Claude Monet said he didn’t paint things, only colours. Surf film maker Mickey Smith says he sees the world in angles and lines. Matrix hero Neo realises his destiny when he looks past the ‘constructed world’ and sees the code behind it. Since Maria ‘stopped taking photos and became a photographer’, I watch her peering out the window, looking past the scenery and scanning for interesting permutations of light.
The sequence of hours in the car offers endless opportunities to play mind games. The obvious things to look at include the intense beauty of the colours and landscapes. But at one stage I imagined I was an engineer. (not a long stretch for my family with my dad, older brother and son all in the profession – heck what happened to me?) Instead of seeing a road I saw the handiwork of a designer and the competence of construction. Signs became someone’s manufacturing and installation skill. I wondered about the seat I was sitting on and ergonomics and upholstering expertise behind it. I changed the gears and marvelled at how some Japanese engineers conceived of this 1989 Patrol drive train that sits in a 4WD but makes it feel like an unbreakable little truck.

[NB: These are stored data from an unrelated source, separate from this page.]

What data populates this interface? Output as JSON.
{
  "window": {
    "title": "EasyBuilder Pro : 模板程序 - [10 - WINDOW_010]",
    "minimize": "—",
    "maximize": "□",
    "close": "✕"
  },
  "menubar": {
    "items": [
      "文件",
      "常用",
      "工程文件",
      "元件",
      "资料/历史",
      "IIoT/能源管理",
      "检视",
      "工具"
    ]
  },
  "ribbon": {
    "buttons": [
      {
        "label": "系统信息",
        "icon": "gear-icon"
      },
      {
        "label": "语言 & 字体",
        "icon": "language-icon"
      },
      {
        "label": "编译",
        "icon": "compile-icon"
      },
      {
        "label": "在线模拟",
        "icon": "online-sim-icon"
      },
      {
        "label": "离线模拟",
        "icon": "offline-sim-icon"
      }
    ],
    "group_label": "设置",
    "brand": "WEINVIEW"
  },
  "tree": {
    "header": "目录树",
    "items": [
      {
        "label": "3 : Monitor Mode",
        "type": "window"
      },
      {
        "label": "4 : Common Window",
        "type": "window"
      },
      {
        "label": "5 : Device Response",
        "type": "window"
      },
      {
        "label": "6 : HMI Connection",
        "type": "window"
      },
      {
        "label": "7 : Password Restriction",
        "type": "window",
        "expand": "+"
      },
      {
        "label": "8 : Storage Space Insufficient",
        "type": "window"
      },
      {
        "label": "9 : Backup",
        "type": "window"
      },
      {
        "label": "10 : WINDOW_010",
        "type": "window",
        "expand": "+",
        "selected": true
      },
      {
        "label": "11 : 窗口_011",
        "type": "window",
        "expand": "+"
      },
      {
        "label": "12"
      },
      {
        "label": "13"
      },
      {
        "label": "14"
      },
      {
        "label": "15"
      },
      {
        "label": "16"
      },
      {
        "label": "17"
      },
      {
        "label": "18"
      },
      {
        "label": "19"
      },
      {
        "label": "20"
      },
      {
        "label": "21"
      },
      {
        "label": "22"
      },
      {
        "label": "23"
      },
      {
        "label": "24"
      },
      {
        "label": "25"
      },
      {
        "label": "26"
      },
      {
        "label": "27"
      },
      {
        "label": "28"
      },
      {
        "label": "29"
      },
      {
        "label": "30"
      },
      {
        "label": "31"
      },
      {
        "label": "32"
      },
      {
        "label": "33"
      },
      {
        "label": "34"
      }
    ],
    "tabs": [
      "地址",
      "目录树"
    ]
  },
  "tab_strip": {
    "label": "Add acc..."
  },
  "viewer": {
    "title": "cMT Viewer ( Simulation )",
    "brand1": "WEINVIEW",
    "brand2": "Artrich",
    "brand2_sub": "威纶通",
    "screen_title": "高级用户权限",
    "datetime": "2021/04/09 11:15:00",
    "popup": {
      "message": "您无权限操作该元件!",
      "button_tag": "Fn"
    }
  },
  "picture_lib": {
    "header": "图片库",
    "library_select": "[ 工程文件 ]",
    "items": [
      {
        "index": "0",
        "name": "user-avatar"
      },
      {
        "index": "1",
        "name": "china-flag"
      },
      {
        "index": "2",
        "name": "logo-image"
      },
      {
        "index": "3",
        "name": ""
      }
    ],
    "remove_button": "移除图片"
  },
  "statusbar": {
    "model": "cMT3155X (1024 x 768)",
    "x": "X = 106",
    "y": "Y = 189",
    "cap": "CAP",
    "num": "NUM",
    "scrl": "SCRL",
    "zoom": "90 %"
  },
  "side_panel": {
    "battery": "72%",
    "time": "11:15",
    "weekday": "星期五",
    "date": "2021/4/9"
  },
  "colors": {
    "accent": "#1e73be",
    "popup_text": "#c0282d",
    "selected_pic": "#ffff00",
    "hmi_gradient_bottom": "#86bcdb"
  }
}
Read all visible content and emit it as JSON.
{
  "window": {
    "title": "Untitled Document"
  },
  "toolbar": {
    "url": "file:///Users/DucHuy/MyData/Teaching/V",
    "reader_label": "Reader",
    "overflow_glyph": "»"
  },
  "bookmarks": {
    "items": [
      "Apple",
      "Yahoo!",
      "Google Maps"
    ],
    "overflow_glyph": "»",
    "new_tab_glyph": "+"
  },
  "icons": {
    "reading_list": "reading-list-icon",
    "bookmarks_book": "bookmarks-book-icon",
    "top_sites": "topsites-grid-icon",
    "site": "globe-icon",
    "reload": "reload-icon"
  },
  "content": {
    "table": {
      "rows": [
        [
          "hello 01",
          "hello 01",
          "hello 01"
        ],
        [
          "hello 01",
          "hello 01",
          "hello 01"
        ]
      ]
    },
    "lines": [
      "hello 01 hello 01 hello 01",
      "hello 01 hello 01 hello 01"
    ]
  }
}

Clearly, too much think time on hand! But it did remind me of the power of perspective and how we all see the world slightly differently. Not only that but how we can choose to free ourselves from the perspective that dominates our thinking if we so choose. Indeed, for us, our commitment to live simply and outdoors in a caravan is thoroughly about choosing a vantage point in contrast to our urban professional way of being. And so I wonder what the world will look like, and what will become more important over the next few weeks.
... and if all that is too high brow; "Heck I hope the surf conditions are good and I can find the right head space to do all the work I need to do while we're in the winter paradise that is Byron Bay."